期刊:IEEE Transactions on Industrial Electronics [Institute of Electrical and Electronics Engineers] 日期:2022-10-12卷期号:70 (9): 9192-9202被引量:20
标识
DOI:10.1109/tie.2022.3212397
摘要
Robotic systems usually evolve on manifolds, which are often overparameterized or minimally parameterized (but with singularities) in model predictive control (MPC). How to naturally incorporate the system manifold constraints without overparameterization or singularity is a fundamental problem when deploying MPC on robotic systems. In this article, we propose a unified on-manifold MPC framework to address this issue. This framework first formulates the MPC based on a canonical representation of on-manifold systems. Then, the on-manifold MPC is solved by linearizing the system at each point along the trajectory under tracking. There are two main advantages of the proposed scheme. First, the linearized system leads to an equivalent error system represented by local coordinates without singularities. Second, the process of system modeling, error-system derivation, linearization, and control has the manifold constraints completely decoupled from the system descriptions, enabling us to develop a symbolic MPC framework naturally encapsulating the manifold constraints.
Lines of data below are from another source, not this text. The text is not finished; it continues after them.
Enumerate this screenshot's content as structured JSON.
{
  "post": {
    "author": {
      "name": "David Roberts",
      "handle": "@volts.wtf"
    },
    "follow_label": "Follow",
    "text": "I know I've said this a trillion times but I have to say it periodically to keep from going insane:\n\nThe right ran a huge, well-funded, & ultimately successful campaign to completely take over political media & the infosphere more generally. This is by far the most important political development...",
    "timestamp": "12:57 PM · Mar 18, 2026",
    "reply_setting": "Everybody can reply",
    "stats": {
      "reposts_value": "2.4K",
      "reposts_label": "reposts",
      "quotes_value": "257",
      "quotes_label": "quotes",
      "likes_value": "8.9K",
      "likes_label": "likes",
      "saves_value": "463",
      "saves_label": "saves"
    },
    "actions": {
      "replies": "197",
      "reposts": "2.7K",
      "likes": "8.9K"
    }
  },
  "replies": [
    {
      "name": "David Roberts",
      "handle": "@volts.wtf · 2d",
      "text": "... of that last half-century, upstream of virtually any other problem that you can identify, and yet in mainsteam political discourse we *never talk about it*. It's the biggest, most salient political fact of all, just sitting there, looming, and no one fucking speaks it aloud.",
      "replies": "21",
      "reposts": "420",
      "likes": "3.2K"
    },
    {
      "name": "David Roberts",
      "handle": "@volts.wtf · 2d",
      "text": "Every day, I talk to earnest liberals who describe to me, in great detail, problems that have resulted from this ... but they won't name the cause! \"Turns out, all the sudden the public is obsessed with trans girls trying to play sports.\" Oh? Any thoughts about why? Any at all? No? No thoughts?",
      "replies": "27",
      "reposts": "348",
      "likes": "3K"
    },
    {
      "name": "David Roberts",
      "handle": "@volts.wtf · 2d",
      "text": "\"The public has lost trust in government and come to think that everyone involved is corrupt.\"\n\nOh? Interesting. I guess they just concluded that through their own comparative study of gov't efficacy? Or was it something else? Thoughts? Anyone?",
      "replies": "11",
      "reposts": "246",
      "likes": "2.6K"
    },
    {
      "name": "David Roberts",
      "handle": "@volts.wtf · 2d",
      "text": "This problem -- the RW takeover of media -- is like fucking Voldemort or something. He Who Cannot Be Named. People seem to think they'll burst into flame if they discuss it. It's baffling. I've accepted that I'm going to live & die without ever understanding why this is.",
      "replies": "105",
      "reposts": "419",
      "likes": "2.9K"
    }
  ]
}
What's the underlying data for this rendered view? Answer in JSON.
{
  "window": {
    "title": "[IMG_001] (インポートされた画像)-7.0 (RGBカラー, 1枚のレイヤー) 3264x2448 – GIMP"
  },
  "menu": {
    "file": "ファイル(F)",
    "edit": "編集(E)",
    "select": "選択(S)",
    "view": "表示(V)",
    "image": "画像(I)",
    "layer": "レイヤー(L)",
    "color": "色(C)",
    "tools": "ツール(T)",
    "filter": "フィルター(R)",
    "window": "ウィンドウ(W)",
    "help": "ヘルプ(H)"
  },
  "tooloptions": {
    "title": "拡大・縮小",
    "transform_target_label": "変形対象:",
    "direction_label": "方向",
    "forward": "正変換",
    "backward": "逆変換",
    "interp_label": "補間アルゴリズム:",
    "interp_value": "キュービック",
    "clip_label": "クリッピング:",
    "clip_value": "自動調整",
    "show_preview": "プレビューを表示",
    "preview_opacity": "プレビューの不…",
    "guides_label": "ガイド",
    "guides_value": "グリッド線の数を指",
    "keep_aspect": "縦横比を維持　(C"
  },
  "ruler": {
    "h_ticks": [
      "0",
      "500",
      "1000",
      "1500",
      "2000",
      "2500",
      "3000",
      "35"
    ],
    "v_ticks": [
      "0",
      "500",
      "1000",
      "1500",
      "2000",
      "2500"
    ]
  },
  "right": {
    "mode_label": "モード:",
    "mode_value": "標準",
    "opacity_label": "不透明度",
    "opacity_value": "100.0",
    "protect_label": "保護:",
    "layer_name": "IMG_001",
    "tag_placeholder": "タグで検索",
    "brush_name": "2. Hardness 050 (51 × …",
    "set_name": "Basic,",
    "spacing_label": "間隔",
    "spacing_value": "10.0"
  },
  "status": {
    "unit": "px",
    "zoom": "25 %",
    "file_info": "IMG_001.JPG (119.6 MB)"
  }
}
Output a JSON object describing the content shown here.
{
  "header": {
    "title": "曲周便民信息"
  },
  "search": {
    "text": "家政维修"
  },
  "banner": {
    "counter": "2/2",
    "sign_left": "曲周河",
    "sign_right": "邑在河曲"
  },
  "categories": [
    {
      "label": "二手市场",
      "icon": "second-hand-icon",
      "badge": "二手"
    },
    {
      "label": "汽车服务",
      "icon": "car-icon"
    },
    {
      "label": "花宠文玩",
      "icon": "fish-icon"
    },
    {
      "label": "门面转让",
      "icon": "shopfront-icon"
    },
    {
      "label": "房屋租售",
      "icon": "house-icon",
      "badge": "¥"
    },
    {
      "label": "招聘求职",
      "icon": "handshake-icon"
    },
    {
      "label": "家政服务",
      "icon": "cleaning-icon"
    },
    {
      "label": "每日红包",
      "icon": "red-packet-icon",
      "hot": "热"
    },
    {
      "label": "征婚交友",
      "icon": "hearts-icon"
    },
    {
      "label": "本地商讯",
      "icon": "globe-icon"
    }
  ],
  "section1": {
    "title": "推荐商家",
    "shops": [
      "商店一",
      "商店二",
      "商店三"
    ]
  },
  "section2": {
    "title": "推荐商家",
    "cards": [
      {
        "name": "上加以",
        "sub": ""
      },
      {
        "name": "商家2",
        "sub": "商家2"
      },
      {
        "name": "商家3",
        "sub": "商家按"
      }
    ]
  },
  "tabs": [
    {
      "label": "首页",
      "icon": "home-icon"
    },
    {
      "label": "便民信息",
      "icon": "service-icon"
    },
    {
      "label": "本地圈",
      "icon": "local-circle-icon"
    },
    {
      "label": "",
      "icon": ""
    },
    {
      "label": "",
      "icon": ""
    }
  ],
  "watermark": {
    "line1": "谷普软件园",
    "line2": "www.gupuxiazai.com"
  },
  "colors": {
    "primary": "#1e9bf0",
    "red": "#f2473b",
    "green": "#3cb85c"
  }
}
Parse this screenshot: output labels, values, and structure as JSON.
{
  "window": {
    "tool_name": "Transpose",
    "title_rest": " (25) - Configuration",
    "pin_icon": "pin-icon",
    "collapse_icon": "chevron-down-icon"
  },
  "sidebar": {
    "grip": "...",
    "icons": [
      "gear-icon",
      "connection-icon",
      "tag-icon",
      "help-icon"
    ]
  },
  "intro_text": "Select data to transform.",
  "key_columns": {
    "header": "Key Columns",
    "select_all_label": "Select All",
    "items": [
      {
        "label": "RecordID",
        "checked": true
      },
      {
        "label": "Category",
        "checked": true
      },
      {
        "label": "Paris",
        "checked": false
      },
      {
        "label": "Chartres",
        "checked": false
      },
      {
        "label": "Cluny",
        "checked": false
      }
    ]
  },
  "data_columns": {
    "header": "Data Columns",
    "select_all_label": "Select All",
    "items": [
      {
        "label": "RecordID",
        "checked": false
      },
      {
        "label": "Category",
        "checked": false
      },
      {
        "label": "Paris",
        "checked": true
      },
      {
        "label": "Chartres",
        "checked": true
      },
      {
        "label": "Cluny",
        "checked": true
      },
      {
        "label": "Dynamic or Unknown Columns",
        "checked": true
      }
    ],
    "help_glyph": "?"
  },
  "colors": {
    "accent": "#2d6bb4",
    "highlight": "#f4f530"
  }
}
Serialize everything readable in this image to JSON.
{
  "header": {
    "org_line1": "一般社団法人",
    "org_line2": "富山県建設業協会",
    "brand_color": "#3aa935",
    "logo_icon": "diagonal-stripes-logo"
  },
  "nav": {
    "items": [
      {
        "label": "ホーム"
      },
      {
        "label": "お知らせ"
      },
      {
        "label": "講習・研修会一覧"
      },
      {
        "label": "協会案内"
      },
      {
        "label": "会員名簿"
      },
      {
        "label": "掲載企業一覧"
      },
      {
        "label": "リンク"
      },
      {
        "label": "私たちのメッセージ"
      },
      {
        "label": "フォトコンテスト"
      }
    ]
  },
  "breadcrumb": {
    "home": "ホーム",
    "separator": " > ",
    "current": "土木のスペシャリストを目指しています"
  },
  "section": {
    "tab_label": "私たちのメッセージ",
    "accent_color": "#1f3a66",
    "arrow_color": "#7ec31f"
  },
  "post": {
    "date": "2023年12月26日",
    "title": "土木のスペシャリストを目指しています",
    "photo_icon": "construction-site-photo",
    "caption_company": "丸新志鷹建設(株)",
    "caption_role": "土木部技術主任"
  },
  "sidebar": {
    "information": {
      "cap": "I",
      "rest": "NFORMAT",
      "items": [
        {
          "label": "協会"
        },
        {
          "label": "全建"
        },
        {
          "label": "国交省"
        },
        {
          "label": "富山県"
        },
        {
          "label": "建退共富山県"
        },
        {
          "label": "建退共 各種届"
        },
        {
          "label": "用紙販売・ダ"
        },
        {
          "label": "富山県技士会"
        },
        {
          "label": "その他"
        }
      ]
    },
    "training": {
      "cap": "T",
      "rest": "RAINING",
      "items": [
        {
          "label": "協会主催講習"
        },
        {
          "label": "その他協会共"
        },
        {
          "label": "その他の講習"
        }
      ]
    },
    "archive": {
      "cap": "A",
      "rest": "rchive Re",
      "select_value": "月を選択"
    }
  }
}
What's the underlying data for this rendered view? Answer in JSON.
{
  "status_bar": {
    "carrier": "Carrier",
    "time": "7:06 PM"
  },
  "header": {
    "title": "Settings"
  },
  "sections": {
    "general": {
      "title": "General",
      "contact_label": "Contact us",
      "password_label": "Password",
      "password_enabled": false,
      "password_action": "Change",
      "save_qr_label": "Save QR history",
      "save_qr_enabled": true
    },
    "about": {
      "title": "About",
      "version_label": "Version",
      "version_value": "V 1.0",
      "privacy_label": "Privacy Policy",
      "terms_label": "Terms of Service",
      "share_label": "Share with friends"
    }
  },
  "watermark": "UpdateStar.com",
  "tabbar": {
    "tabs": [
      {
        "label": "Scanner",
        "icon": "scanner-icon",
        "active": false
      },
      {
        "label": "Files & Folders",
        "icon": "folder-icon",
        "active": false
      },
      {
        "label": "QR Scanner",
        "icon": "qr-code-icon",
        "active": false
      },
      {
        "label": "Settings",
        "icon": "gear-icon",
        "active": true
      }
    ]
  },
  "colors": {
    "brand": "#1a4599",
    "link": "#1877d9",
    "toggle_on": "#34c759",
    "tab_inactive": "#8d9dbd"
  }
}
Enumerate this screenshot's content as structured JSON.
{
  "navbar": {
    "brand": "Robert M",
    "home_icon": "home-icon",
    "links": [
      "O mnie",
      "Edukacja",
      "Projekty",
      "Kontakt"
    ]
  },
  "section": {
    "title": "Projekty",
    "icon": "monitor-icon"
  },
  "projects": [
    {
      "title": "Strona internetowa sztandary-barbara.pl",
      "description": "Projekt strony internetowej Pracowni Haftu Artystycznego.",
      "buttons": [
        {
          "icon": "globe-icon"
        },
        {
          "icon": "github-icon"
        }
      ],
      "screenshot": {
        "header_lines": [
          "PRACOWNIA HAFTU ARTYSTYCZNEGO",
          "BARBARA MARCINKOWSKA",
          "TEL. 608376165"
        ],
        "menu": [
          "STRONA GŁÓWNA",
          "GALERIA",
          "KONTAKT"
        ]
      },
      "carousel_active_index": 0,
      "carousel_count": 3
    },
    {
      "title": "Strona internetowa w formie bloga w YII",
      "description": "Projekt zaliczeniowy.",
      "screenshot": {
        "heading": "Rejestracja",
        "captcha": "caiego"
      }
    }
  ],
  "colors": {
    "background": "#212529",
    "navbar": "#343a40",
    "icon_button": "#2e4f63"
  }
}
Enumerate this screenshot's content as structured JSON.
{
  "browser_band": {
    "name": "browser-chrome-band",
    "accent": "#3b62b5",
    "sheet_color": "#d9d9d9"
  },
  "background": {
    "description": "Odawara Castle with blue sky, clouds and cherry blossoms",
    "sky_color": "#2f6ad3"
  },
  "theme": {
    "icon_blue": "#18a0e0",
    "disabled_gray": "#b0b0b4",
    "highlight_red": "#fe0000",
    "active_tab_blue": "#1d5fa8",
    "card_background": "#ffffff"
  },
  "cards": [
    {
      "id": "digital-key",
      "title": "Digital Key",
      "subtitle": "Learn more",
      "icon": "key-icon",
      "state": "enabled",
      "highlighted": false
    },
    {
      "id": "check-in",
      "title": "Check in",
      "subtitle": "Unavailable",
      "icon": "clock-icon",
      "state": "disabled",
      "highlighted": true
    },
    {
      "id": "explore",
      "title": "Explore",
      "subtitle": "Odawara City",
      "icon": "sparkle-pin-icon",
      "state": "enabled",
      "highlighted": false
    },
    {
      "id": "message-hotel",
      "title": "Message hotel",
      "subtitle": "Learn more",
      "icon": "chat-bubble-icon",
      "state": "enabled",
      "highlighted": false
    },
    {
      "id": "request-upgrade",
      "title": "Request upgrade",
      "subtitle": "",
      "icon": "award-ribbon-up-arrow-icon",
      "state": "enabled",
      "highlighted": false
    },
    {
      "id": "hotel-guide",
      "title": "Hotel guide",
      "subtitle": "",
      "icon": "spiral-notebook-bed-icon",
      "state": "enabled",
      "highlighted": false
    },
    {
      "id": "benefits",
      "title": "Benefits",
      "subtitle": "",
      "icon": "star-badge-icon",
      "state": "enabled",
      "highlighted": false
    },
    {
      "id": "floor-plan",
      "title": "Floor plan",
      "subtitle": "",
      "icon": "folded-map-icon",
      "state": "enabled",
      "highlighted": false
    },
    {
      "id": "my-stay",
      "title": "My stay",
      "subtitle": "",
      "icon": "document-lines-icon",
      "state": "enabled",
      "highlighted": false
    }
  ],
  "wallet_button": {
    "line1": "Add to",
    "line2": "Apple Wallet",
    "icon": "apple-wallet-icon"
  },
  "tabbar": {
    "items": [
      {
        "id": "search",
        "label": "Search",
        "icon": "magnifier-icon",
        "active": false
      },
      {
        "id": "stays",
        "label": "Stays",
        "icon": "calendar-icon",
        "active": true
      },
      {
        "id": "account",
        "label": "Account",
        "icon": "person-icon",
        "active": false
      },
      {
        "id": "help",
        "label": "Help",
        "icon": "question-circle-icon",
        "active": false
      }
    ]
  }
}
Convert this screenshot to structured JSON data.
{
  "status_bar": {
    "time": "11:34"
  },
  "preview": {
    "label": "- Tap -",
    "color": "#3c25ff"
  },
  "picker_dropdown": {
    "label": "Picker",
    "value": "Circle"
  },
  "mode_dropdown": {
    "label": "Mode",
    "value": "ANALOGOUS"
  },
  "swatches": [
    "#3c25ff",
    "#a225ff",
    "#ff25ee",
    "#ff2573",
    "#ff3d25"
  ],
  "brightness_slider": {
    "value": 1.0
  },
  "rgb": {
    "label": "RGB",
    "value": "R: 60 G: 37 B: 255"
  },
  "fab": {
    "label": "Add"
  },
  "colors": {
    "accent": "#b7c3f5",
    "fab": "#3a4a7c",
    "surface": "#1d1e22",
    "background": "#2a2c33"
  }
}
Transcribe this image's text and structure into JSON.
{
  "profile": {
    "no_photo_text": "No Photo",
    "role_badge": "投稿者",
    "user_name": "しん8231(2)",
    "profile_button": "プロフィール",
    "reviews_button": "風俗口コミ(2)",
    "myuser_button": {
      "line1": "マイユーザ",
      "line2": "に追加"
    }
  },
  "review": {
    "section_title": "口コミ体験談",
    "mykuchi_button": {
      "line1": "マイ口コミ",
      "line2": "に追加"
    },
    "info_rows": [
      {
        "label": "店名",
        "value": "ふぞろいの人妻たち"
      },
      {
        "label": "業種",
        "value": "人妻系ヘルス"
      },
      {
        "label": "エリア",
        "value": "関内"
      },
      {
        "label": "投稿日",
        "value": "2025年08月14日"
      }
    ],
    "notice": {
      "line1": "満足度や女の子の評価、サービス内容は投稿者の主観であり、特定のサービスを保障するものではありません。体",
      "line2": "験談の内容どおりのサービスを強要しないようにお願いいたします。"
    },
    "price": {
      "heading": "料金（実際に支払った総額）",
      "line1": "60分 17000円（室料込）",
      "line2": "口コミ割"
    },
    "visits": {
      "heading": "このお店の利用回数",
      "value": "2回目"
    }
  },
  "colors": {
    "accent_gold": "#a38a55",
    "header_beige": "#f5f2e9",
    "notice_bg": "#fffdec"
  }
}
In this framework, one needs only to supply system-specific descriptions without dealing with the manifold constraints. To validate the generality of the proposed framework, we implement it on two different robotic platforms, a quadrotor unmanned aerial vehicle (UAV) evolving on a Lie group, and an unmanned ground vehicle moving on curved surface with a non-Lie group structure. To validate the nonsingularity and tracking performance, we test it in tracking aggressive UAV trajectories. Experimental results show that with a single, global on-manifold MPC, the quadrotor tracks highly aggressive trajectories with large actuator efforts and attitude variation ( $360^\circ$ ) in both roll and pitch directions.